Pushing away from the table, she stands. “If you’ll excuse me, I think I’ll just go unpack and...” Drawing in a deep breath, she pinches her lips together as a few tears escape her eyes.

Shaking her head, I see she’s hit her limit. She turns and scurries out of the room without another word.

Hello, guilt. I’ve had that shit as my shadow for several years now, and a new, heavy bout strikes as I hear her smothered sobs.

Shit.

I don’t know why I ever thought we could do this with minimal damage.

Make no mistake: this will get ugly. Has to.

Carrying the papers to the back porch, I pack up my shooting gear, and then bring everything up to my bedroom. The room directly across the hall from hers, all the distance I’m afraid I’ll get from Bella Reed over the next six months.

“Dammit, Jonah,” I mutter under my breath. “I hope you’re satisfied, wherever you are.”





3





Trust the Adventure (Bella)





The stairs, the hallway, my bedroom are nothing but a flipping blur.

I squeeze my eyes shut and lean against the door I’ve just closed. It doesn’t help the tears, which come in angry waves.

I can’t stop picturing Grandpa’s name.

Jonah Reed.

It was there, typed in bold letters across the top of the first sheet of paper I’d signed. I’m just glad Mr. Grump-alicious – the name Sheridan gave eludes me at the moment – didn’t ask me to read every page.

I’d have never made it to the last one.

It’s all too permanent, and suddenly, all too real.

Gramps is gone.

Gone.

His face, his voice, his humor, his everything.

The tears burn hotter, and I have nothing left, no strength to fight back anymore.

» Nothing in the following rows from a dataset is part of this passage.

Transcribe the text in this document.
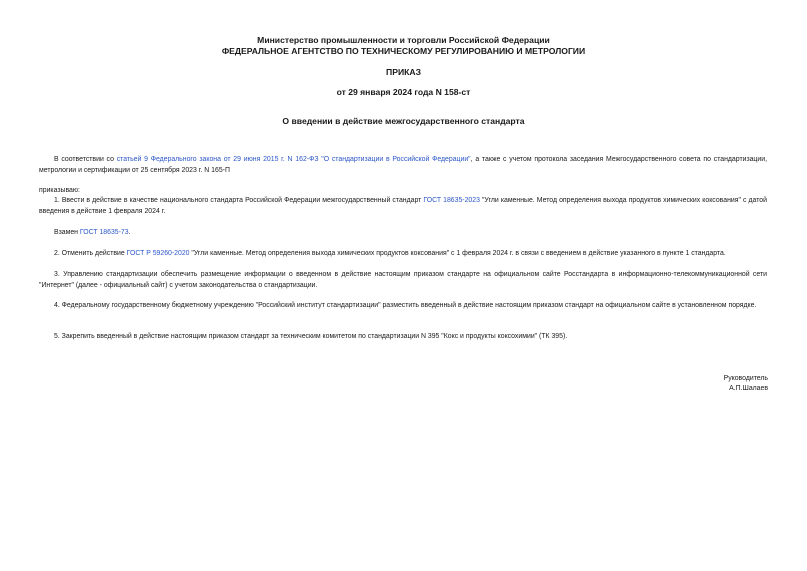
Министерство промышленности и торговли Российской Федерации
ФЕДЕРАЛЬНОЕ АГЕНТСТВО ПО ТЕХНИЧЕСКОМУ РЕГУЛИРОВАНИЮ И МЕТРОЛОГИИ
ПРИКАЗ
от 29 января 2024 года N 158-ст
О введении в действие межгосударственного стандарта
В соответствии со статьей 9 Федерального закона от 29 июня 2015 г. N 162-ФЗ "О стандартизации в Российской Федерации", а также с учетом протокола заседания Межгосударственного совета по стандартизации, метрологии и сертификации от 25 сентября 2023 г. N 165-П
приказываю:
1. Ввести в действие в качестве национального стандарта Российской Федерации межгосударственный стандарт ГОСТ 18635-2023 "Угли каменные. Метод определения выхода продуктов химических коксования" с датой введения в действие 1 февраля 2024 г.
Взамен ГОСТ 18635-73.
2. Отменить действие ГОСТ Р 59260-2020 "Угли каменные. Метод определения выхода химических продуктов коксования" с 1 февраля 2024 г. в связи с введением в действие указанного в пункте 1 стандарта.
3. Управлению стандартизации обеспечить размещение информации о введенном в действие настоящим приказом стандарте на официальном сайте Росстандарта в информационно-телекоммуникационной сети "Интернет" (далее - официальный сайт) с учетом законодательства о стандартизации.
4. Федеральному государственному бюджетному учреждению "Российский институт стандартизации" разместить введенный в действие настоящим приказом стандарт на официальном сайте в установленном порядке.
5. Закрепить введенный в действие настоящим приказом стандарт за техническим комитетом по стандартизации N 395 "Кокс и продукты коксохимии" (ТК 395).
Руководитель
А.П.Шалаев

So I give in, slinking down the door, gracelessly onto the floor. My forehead bangs my knees, and I hug my shins, making myself into the tightest, smallest ball I can as the pain fully engulfs me.

“Oh, Gramps.”

Two words. Too many memories.

Me, tiny, perched with him on Edison’s saddle. The hot summer sun burning down as we rode over the hills, the scent of Gramps’ leather jacket and that hint of pine cologne he always wore.

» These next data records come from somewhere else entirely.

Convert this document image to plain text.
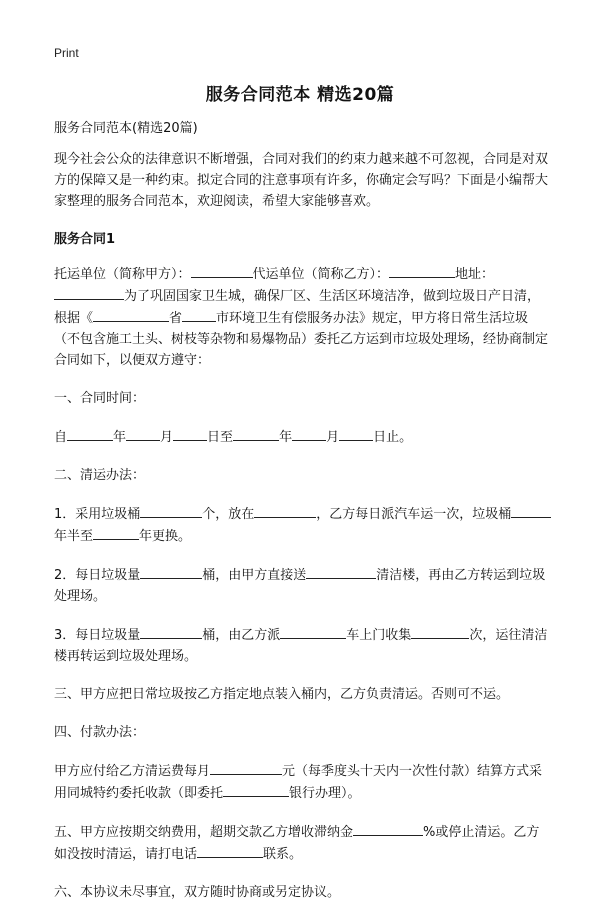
Print
服务合同范本 精选20篇

服务合同范本(精选20篇)

现今社会公众的法律意识不断增强，合同对我们的约束力越来越不可忽视，合同是对双方的保障又是一种约束。拟定合同的注意事项有许多，你确定会写吗？下面是小编帮大家整理的服务合同范本，欢迎阅读，希望大家能够喜欢。

服务合同1

托运单位（简称甲方）：	代运单位（简称乙方）：	地址：为了巩固国家卫生城，确保厂区、生活区环境洁净，做到垃圾日产日清，根据《	省	市环境卫生有偿服务办法》规定，甲方将日常生活垃圾（不包含施工土头、树枝等杂物和易爆物品）委托乙方运到市垃圾处理场，经协商制定合同如下，以便双方遵守：

一、合同时间：

自	年	月	日至	年	月	日止。

二、清运办法：

1．采用垃圾桶	个，放在	，乙方每日派汽车运一次，垃圾桶年半至	年更换。

2．每日垃圾量	桶，由甲方直接送	清洁楼，再由乙方转运到垃圾处理场。

3．每日垃圾量	桶，由乙方派	车上门收集	次，运往清洁楼再转运到垃圾处理场。

三、甲方应把日常垃圾按乙方指定地点装入桶内，乙方负责清运。否则可不运。

四、付款办法：

甲方应付给乙方清运费每月	元（每季度头十天内一次性付款）结算方式采用同城特约委托收款（即委托	银行办理）。

五、甲方应按期交纳费用，超期交款乙方增收滞纳金	%或停止清运。乙方如没按时清运，请打电话	联系。

六、本协议未尽事宜，双方随时协商或另定协议。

Me again, trudging downstairs when I was eleven or twelve, just as he hung up the phone. “Forget it, Molly. She’s fine. Long as she’s with me, she’s happy,” I’d heard him snap, the sour look on his face twisting into a grin like nothing could ever be wrong the second he laid eyes on me.

Me, times three, throwing his arms around me in that totally Gramps way the last time we left his place together before heading to the airport.

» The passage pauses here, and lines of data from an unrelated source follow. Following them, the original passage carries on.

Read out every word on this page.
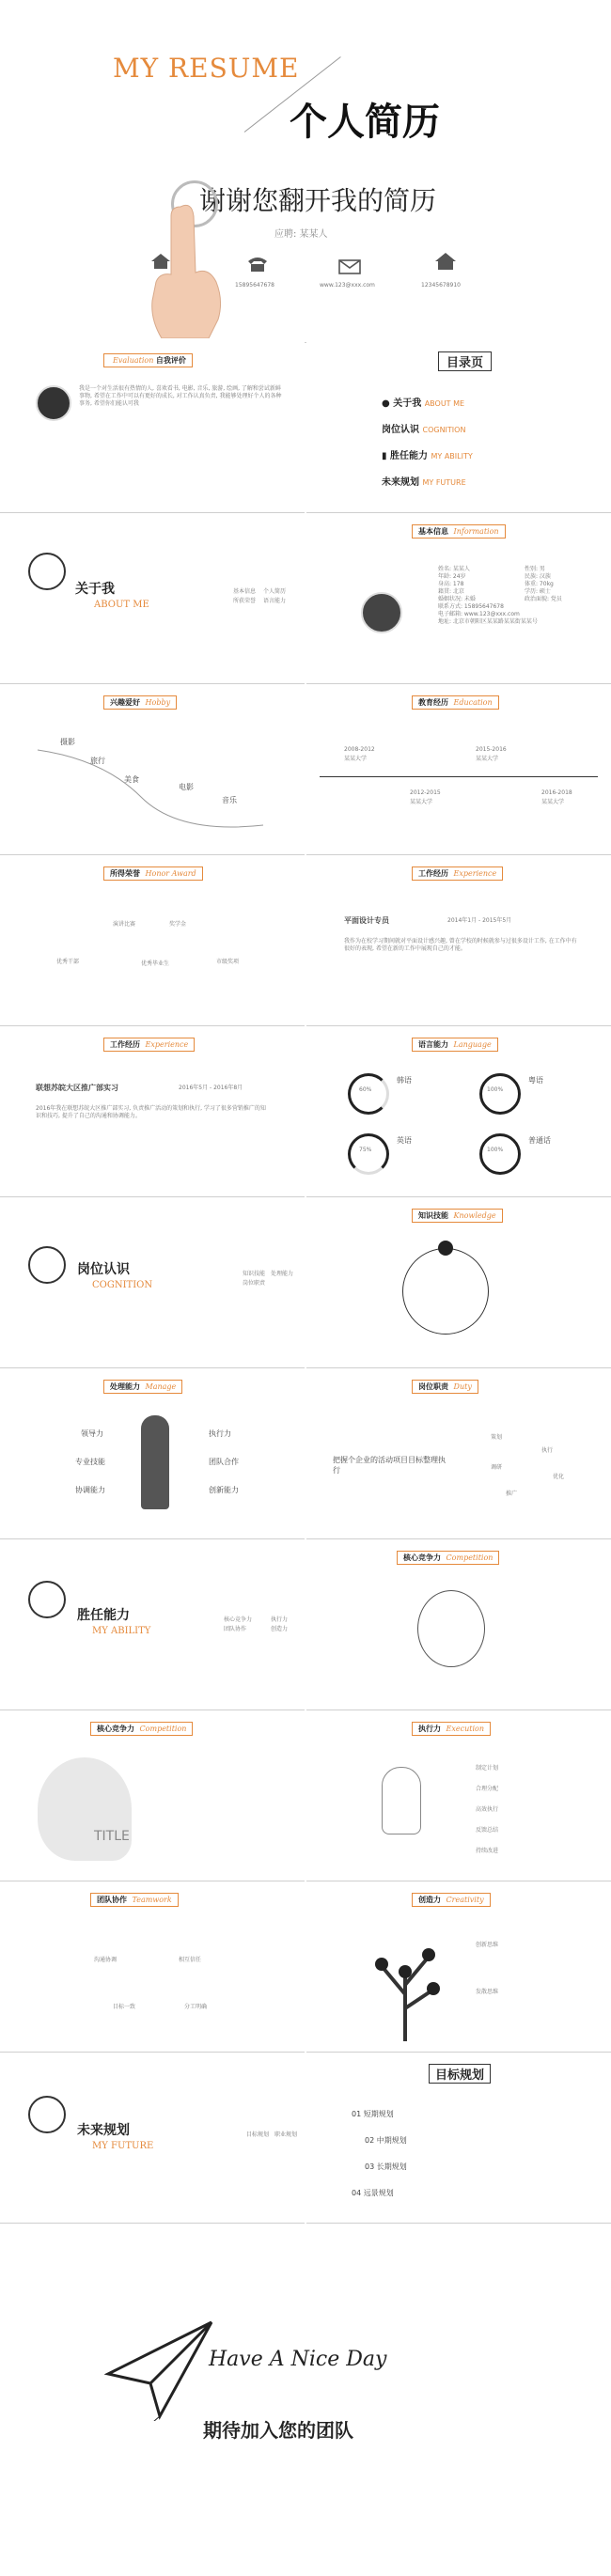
MY RESUME
个人简历
谢谢您翻开我的简历
应聘: 某某人
15895647678	www.123@xxx.com	12345678910
Evaluation 自我评价
我是一个对生活很有热情的人, 喜欢看书, 电影, 音乐, 旅游, 绘画, 了解和尝试新鲜事物, 希望在工作中可以有更好的成长, 对工作认真负责, 我能够处理好个人的各种事务, 希望你们能认可我
目录页
● 关于我 ABOUT ME
岗位认识 COGNITION
▮ 胜任能力 MY ABILITY
未来规划 MY FUTURE
关于我
ABOUT ME
基本信息 个人简历
所获荣誉 语言能力
基本信息 Information
姓名: 某某人
年龄: 24岁
身高: 178
籍贯: 北京
婚姻状况: 未婚
联系方式: 15895647678
电子邮箱: www.123@xxx.com
地址: 北京市朝阳区某某路某某街某某号
性别: 男
民族: 汉族
体重: 70kg
学历: 硕士
政治面貌: 党员
兴趣爱好 Hobby
摄影
旅行
美食
电影
音乐
教育经历 Education
2008-2012
某某大学
2012-2015
某某大学
2015-2016
某某大学
2016-2018
某某大学
所得荣誉 Honor Award
优秀干部
演讲比赛	奖学金
优秀毕业生	市级奖项
工作经历 Experience
平面设计专员	2014年1月 - 2015年5月
我作为在校学习期间就对平面设计感兴趣, 曾在学校的时候就参与过很多设计工作, 在工作中有很好的表现, 希望在新的工作中展现自己的才能。
工作经历 Experience
联想苏皖大区推广部实习	2016年5月 - 2016年8月
2016年我在联想苏皖大区推广部实习, 负责推广活动的策划和执行, 学习了很多营销推广的知识和技巧, 提升了自己的沟通和协调能力。
语言能力 Language
60%
韩语
100%
粤语
75%
英语
100%
普通话
岗位认识
COGNITION
知识技能 处理能力
岗位职责
知识技能 Knowledge
处理能力 Manage
领导力
专业技能
协调能力
执行力
团队合作
创新能力
岗位职责 Duty
把握个企业的活动项目目标整理执行
策划
执行
调研
优化
推广
胜任能力
MY ABILITY
核心竞争力	执行力
团队协作	创造力
核心竞争力 Competition
核心竞争力 Competition
TITLE
执行力 Execution
制定计划
合理分配
高效执行
反馈总结
持续改进
团队协作 Teamwork
沟通协调	相互信任
目标一致	分工明确
创造力 Creativity
创新思维
发散思维
未来规划
MY FUTURE
目标规划 职业规划
目标规划
01 短期规划
02 中期规划
03 长期规划
04 远景规划
Have A Nice Day
期待加入您的团队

I’d just turned eighteen and became fair game for a new kind of teasing. Gramps, wondering when I’d walk through his door one day with a serious boyfriend, and then a wedding, and then great grandkids.

And now...now he’d never get that chance.

And with my life cratered like it is, I’m damned afraid I won’t either.

I’m on the floor for what seems like forever when a noise in the hallway causes me to lift my head. The room is still a blur, but my tears have run dry. My eyes are just hot, burning beads instead.

It hurts to blink. It hurts to breathe. It just hurts. Period.

Something I tell myself I’d better get used to. The hurt. It’s not going away anytime soon.